A top-up cash grant to an already existing government social protection scheme was an innovation which reached over 434,000 vulnerable adults and children during this initial period. In addition, UNICEF reached more than 500,000 children through a multi-sectoral approach across its various sectors during the response period.
Successful fundraising was key to have achieved the results during response and recovery period. This success was a result of aggressive, proactive and purposive multimedia documentation of response activities which helped the office to raise one third of the total appeal in the first month alone. Aside from this, responding to media requests for interviews and having visibility materials readily available also helped in the office’ fundraising efforts. By the third month mark, 60 per cent of the HAC appeal had been funded.
Moving on to the recovery period, UNICEF initiated construction of semi-permanent health facilities, 74 of them in total, and provided disaster-resilient cold chain equipment to health facilities and hospitals in 22 districts. UNICEF also constructed 650 semi-permanent two-room classrooms in damaged schools and is continuing to build another 250 more classrooms. It distributed education and recreation materials for these semi-permanent classrooms and provided training on disaster risk reduction and school safety to the teachers and school management committees.
For a resource-limited country like Nepal, which is prone to disasters, semi-permanent structures for health facilities and school classrooms can be most appropriate economic alternative for an interim period whilst also ensuring that preparedness at the facility, community and household level takes place.
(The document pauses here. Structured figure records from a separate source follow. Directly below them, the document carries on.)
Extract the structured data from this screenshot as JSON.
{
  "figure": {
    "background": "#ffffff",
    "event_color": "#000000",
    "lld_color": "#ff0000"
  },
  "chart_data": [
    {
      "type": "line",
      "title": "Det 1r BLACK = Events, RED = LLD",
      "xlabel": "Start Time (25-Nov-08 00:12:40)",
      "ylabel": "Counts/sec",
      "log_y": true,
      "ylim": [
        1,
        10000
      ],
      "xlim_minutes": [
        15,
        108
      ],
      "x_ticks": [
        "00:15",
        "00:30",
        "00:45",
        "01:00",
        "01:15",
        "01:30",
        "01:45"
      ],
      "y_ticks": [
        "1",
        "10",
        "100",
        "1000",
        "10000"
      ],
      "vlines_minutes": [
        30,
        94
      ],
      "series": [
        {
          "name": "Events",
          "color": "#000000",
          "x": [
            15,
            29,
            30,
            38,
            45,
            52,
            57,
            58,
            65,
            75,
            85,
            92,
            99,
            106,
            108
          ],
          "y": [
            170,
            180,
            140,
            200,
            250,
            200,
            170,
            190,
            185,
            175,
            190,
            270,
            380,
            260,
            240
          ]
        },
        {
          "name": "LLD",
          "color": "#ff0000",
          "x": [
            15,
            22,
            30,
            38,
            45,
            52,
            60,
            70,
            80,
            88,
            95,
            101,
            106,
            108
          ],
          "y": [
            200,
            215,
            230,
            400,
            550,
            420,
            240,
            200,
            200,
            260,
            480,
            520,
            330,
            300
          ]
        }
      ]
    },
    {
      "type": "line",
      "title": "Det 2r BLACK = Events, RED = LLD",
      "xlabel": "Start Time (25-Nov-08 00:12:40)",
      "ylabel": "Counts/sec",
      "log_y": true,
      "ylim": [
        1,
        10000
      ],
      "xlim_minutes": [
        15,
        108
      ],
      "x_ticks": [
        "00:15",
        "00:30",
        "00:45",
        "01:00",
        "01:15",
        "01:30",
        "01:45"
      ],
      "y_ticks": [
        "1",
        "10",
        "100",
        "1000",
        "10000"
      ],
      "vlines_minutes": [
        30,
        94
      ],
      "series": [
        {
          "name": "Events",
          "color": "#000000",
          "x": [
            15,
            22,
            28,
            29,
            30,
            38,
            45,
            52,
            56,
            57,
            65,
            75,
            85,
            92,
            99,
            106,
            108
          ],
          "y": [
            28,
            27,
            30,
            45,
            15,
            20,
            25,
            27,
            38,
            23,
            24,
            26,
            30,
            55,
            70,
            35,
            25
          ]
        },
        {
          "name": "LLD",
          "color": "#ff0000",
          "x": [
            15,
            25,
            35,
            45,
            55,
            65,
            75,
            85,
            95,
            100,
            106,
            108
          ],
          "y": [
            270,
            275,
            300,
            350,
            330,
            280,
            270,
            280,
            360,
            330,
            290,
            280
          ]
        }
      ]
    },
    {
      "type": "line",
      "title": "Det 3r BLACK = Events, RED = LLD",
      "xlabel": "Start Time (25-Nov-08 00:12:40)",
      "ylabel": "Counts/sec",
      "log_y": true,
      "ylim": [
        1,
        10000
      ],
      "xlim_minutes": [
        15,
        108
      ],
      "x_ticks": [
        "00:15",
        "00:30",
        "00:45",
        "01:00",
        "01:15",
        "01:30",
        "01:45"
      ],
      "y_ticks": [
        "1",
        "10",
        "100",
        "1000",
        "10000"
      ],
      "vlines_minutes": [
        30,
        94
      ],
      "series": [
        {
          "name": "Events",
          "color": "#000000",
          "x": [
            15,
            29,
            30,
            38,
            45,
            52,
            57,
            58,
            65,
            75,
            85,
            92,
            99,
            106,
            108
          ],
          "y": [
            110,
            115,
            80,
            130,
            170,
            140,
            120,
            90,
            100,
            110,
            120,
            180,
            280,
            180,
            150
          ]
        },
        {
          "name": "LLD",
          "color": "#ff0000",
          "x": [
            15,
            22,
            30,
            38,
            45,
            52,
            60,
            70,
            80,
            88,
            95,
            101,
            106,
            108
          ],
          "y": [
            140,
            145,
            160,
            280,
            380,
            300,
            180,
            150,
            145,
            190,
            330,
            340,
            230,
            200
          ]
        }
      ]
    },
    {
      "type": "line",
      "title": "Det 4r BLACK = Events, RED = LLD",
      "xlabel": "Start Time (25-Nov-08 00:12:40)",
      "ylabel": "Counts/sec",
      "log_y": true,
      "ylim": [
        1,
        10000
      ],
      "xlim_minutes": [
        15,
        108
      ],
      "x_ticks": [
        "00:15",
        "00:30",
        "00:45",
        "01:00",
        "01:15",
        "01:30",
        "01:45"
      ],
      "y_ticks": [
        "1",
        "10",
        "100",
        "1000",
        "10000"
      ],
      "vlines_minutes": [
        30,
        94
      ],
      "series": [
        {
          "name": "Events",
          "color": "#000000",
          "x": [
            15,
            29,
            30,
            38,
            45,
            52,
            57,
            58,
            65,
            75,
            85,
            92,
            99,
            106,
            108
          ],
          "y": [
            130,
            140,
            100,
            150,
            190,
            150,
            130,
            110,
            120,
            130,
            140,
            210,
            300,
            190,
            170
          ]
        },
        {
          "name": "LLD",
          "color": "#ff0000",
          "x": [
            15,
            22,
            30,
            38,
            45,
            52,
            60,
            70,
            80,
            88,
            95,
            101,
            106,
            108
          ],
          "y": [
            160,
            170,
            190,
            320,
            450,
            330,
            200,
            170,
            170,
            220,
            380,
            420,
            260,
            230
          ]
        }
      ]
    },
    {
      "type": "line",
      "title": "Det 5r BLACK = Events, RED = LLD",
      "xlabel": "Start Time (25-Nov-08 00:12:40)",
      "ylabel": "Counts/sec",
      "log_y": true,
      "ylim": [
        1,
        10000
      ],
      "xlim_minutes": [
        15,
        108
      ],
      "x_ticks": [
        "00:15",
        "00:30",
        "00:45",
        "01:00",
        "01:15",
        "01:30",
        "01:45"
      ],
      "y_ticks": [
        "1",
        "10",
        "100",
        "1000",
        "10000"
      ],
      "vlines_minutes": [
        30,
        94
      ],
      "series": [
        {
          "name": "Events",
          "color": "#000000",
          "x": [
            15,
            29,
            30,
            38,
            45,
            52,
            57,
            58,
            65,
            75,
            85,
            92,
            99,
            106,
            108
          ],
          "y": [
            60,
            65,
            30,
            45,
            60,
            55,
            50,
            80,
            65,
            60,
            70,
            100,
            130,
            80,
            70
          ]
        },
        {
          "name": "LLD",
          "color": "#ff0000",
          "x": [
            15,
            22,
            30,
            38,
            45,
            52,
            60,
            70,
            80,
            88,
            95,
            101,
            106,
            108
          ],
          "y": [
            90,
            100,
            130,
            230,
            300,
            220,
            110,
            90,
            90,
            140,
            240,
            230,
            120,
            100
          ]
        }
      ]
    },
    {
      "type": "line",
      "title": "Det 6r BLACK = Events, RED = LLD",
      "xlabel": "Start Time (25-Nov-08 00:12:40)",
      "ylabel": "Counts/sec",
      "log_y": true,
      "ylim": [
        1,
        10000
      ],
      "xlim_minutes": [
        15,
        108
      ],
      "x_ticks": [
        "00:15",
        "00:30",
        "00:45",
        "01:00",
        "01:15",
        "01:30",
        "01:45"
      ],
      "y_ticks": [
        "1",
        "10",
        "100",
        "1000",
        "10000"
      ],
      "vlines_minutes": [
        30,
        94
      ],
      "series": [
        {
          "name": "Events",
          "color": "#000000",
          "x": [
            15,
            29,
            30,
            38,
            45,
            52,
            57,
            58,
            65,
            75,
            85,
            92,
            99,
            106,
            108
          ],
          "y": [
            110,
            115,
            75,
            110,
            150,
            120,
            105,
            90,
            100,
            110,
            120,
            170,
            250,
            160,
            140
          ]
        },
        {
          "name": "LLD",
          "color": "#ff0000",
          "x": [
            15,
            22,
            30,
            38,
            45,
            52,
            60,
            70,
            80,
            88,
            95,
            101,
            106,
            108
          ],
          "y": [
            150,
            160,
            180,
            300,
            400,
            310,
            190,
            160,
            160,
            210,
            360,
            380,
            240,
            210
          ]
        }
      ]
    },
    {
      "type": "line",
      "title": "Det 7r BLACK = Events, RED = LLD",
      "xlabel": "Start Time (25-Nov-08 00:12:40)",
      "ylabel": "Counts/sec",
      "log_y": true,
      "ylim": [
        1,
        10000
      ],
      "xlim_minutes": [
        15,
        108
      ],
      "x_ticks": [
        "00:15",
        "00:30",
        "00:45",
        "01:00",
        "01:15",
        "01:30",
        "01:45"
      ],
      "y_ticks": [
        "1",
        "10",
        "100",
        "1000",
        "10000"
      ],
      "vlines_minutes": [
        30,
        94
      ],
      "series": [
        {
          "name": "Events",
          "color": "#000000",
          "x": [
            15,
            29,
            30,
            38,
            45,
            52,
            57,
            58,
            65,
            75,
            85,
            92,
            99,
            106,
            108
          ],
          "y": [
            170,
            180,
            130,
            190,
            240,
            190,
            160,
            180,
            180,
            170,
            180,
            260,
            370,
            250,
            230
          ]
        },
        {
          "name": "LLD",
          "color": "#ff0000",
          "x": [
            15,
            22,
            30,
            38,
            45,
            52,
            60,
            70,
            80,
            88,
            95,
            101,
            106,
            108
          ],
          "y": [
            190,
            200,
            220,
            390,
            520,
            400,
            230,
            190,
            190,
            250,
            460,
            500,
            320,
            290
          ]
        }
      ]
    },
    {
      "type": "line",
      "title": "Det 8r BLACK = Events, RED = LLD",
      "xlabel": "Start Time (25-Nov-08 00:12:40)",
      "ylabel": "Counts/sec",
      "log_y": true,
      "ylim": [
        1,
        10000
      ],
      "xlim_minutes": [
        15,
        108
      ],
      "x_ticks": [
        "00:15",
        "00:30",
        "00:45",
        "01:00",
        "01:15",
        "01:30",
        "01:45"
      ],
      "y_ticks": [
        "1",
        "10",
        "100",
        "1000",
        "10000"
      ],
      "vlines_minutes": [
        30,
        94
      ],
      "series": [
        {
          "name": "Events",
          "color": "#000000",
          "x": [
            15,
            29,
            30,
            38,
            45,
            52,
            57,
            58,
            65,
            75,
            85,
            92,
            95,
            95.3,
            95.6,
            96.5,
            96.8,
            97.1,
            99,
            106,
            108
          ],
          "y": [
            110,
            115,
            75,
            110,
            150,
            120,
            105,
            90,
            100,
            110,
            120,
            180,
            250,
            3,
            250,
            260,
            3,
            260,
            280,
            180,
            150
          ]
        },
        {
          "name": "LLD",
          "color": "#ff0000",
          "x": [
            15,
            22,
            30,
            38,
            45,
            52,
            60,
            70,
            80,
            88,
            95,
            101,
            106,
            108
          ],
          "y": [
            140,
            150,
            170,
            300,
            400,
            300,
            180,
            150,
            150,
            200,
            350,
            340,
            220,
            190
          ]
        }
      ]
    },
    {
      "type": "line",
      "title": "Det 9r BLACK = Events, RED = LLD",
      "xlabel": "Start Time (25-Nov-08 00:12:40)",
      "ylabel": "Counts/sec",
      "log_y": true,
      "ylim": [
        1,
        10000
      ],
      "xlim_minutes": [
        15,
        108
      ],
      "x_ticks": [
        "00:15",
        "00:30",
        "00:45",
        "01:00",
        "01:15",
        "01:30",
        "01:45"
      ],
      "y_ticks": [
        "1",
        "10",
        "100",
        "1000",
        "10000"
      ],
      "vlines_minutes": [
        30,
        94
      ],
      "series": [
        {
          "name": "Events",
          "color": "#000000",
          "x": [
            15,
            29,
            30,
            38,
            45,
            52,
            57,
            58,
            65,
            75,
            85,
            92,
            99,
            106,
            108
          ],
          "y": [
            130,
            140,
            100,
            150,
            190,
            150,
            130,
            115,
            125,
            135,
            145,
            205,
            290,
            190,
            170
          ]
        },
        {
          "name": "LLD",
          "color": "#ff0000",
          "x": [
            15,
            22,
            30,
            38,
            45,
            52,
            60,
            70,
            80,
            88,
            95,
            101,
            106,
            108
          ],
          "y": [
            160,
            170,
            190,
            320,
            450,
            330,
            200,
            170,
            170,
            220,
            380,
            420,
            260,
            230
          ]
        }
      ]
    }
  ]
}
Other achievements during the recovery period included repairing and reconstructing 148 community water schemes as well as 243 water schemes in schools and health facilities. UNICEF also supported sanitation and hygiene promotion activities; enhanced nutrition interventions at the health facilities while promoting exclusive breastfeeding, complementary feeding, micronutrients supplementation; and initiated supplementary and therapeutic feeding where more than 5,700 children were treated for severe acute malnutrion. The child protection system was enhanced by establishing a case management system, strengthening of the anti-trafficking measures and provision of a cash grant to under-five children as part of the efforts to build a universal programme that can be scaled up nationwide.
All of these measures undertaken provided a way for communities to recover from the earthquake and better prepare them to withstand future shocks.
The experiences from the 2015 Nepal earthquake reinforced the importance of ‘building back better’. As UNICEF completes most its work in the earthquake-affected districts by December 2017, lessons learned during this time underpin the work on building resilience and are being documented in the form of standard operating procedures. This will not only help Nepal Country Office in responding to future disasters but will also act as a guide to other country offices.
 Gorkha Earthquake: Experiences and Learning, MoHA 2073
 Post Disaster Needs Assessment report 2015
 Emergency top up cash was provided to the elderly, widows, Dalit children, people with disability and marginalized ethnic groups, based on the registry of existing Government social protection schemes.